Zitat von ehemVerlasserin:Zitat von Milla1:Er lügt dich so dreist an. Was meinst du, was mein Mann seiner Af alles erzählt hat. Dass es keinen S gibt und wie schlecht ich bin. Dass sie zusammenziehen, er sein Problem ( ich) löst, etc.
Aber den Zahn mit S. habe ich ihr ganz schnell gezogen.
Milla, danke für deinen Beitrag. Magst du vielleicht ein wenig genauer erzählen und bist du heute noch mit deinem EM zusammen.
Ich glaube, gerade solche Berichte, wie der deinige öffnet die Augen für die Realität.
Die meisten AF glauben, bei ihnen ist es anders, weil sie es so gern glauben wollen und weil sie diese starke Hoffnung haben. Aber je mehr Parallelen sie finden (so wie dein Erfahrungsbericht) umso mehr werden sie aufhorchen und hinterfragen.
Ich bin zwar nicht Milla, aber ich war auch die Frau, die er nach der Trennung von seiner Ehefrau kennengelernt hat und die endlich die richtige ist. Seine Ehefrau lebt im Ausland, was hat er mir für haarsträubende Geschichten über das garstige Weib erzählt. Seiner Aussage nach hatte er sich im April 2012 von ihr getrennt, weil die Ehe keinen Sinn mehr macht. Seit August 2012 waren wir zusammen,ich bin dann im Spätherbst 2012 zu ihm gezogen. Ja, auch er hatte schon seit Jahren keinen S. mehr mit ihr, weil sie frigide ist. Sie versteht ihn nicht, sie nutzt ihn nur aus. Es war ein Fehler, dass er sie überhaupt geheiratet hat.
Im April 2013 hat er dann Scheidungsantrag eingereicht. Aufgrund von Verzögerungstaktiken seiner- und ihrerseits sind sie bis heute nicht geschieden. Interessant war das Anhörungsprotokoll zur Scheidung von ihrer Seite. Alles, was er mir jemals über ihr Kennenlernen, ihre Ehe und ihre Trennung erzählt hat, stand dort völlig anders.

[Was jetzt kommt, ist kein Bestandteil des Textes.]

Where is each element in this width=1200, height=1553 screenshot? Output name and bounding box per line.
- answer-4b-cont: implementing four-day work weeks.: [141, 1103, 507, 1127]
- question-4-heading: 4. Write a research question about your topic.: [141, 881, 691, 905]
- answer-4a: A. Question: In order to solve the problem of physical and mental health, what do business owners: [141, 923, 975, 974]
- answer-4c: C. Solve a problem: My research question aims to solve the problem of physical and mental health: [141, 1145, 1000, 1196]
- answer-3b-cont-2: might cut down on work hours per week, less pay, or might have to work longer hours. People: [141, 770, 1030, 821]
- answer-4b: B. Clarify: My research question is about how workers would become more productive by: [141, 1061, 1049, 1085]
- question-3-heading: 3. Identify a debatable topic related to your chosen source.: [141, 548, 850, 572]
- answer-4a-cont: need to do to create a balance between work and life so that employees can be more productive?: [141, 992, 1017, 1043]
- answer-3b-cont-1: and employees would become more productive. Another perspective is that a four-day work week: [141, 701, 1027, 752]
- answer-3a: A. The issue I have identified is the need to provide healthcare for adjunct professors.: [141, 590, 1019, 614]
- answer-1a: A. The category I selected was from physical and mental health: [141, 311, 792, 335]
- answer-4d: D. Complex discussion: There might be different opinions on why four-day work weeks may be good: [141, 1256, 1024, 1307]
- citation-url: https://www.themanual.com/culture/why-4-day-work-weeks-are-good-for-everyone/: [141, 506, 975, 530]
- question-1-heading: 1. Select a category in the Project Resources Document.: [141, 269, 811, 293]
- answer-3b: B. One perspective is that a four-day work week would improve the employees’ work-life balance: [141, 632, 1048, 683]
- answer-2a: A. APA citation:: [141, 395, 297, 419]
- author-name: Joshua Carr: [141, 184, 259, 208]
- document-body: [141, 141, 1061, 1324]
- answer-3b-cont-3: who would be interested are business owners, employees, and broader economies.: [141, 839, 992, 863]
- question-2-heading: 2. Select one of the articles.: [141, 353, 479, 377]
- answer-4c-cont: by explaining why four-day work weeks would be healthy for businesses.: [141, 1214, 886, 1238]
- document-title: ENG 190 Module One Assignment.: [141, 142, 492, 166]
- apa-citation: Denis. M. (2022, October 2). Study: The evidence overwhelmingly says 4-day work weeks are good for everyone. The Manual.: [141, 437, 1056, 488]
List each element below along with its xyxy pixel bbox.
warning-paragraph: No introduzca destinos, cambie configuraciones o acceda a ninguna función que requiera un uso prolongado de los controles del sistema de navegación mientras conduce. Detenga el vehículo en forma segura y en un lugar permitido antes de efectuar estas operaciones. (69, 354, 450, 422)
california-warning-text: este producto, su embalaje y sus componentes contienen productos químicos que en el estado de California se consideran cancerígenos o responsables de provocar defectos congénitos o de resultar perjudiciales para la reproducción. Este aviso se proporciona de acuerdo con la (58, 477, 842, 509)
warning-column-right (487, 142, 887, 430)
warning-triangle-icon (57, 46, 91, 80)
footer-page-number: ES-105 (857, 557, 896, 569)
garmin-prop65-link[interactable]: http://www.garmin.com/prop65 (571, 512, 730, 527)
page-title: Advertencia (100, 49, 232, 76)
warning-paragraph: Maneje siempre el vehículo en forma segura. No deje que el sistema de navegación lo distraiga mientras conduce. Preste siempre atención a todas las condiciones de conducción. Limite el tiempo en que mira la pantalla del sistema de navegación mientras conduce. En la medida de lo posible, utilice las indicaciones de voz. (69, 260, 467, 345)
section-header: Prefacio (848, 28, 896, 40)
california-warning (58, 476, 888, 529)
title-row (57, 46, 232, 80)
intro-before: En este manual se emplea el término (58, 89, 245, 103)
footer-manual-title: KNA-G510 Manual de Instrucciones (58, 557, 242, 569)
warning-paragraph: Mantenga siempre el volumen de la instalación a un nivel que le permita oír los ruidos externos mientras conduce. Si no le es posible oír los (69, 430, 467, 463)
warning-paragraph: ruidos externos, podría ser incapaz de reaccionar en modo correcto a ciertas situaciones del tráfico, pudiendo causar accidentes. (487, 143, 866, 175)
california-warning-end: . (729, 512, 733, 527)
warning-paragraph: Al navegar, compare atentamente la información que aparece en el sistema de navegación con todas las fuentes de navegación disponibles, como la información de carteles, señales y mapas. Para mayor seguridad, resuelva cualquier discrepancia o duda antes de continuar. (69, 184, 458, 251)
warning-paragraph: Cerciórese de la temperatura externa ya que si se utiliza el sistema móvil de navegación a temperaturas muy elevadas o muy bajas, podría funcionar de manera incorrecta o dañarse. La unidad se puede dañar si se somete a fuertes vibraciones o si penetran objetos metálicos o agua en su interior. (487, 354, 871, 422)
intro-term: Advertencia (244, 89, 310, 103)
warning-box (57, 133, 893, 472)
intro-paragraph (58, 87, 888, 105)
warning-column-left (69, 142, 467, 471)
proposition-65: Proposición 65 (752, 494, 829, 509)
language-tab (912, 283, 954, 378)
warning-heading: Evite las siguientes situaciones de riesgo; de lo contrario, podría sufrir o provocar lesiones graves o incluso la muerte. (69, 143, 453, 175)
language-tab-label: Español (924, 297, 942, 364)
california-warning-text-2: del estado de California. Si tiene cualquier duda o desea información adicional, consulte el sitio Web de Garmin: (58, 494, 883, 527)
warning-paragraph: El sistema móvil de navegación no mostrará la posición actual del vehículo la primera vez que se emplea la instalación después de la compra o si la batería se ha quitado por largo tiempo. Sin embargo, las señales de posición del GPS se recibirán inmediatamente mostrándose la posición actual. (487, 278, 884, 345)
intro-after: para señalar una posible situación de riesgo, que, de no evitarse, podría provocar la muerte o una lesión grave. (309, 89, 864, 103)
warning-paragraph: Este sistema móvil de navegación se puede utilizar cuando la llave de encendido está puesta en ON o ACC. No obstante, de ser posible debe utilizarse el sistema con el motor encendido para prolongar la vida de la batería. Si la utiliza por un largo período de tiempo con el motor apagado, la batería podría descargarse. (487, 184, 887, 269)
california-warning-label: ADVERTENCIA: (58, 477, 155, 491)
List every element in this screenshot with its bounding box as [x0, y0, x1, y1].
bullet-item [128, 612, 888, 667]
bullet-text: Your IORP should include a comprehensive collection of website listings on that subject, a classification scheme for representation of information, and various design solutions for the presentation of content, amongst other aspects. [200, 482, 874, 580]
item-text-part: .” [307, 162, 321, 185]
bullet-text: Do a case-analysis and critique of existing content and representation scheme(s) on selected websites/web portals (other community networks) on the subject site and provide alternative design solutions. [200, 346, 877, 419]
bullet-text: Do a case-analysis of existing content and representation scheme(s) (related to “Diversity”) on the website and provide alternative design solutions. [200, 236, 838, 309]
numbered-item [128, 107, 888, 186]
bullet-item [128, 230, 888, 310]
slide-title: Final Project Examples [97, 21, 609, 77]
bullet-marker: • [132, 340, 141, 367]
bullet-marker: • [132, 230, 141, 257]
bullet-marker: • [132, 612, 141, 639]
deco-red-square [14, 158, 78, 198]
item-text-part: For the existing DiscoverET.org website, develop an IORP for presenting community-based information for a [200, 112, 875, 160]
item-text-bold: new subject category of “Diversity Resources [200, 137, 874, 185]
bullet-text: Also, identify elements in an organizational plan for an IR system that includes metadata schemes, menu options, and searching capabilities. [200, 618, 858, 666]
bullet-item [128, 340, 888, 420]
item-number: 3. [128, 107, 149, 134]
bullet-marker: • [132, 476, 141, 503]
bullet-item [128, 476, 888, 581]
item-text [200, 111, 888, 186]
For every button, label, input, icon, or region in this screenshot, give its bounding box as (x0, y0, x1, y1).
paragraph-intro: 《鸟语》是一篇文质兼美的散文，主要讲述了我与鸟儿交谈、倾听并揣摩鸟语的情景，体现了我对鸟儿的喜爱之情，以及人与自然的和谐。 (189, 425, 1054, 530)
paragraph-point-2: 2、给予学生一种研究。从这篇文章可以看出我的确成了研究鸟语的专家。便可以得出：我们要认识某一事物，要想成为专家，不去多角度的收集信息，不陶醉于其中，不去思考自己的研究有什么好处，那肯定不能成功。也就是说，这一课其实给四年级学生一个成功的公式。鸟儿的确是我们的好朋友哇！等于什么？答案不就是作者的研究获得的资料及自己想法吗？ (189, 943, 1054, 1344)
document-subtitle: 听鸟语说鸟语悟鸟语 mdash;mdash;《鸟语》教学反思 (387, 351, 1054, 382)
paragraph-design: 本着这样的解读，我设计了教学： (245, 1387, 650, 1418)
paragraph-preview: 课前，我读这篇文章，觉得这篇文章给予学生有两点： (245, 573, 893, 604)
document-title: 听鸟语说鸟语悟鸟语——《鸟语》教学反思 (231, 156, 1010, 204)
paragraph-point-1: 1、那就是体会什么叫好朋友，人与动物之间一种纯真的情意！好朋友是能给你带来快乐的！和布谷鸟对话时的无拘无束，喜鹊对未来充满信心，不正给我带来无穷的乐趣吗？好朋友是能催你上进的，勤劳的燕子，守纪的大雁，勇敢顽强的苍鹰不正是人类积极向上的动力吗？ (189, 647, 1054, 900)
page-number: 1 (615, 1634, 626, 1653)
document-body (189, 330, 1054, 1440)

Er hat sich NIE von ihr getrennt. Die Ehe lief trotz der Tatsache, dass wir zusammen wohnten, bis Februar 2014 weiter. Ich muss an dieser Stelle dazu sagen, dass er im Aussendienst tätig ist und ich in einer weiter entfernten Stadt arbeite. Was er tagsüber trieb, wusste ich nicht. Sie führte weiter aus, dass ER als Mann nicht mehr funktioniert (entweder war hier die Dolmetscherin gnädig oder die Protokollantin, diesen Fakt kann ich bestätigen). Weiter führte sie aus, dass er während der gesamten Beziehung und später Ehe außereheliche Beziehungen gehabt habe. Sie hätte es nie gestört, schließlich sei er immer zu ihr zurückgekommen.
Ich habe mich von ihm, nachdem eine Affäre aufgeflogen war, im Mai letzten Jahres getrennt. Irgendwann habe ich mal den Mut gefasst und Kontakt zu seiner ersten Ehefrau aufgenommen. Diese erzählte mir deckungsgleich dasselbe Verhalten von ihm während ihrer Ehe.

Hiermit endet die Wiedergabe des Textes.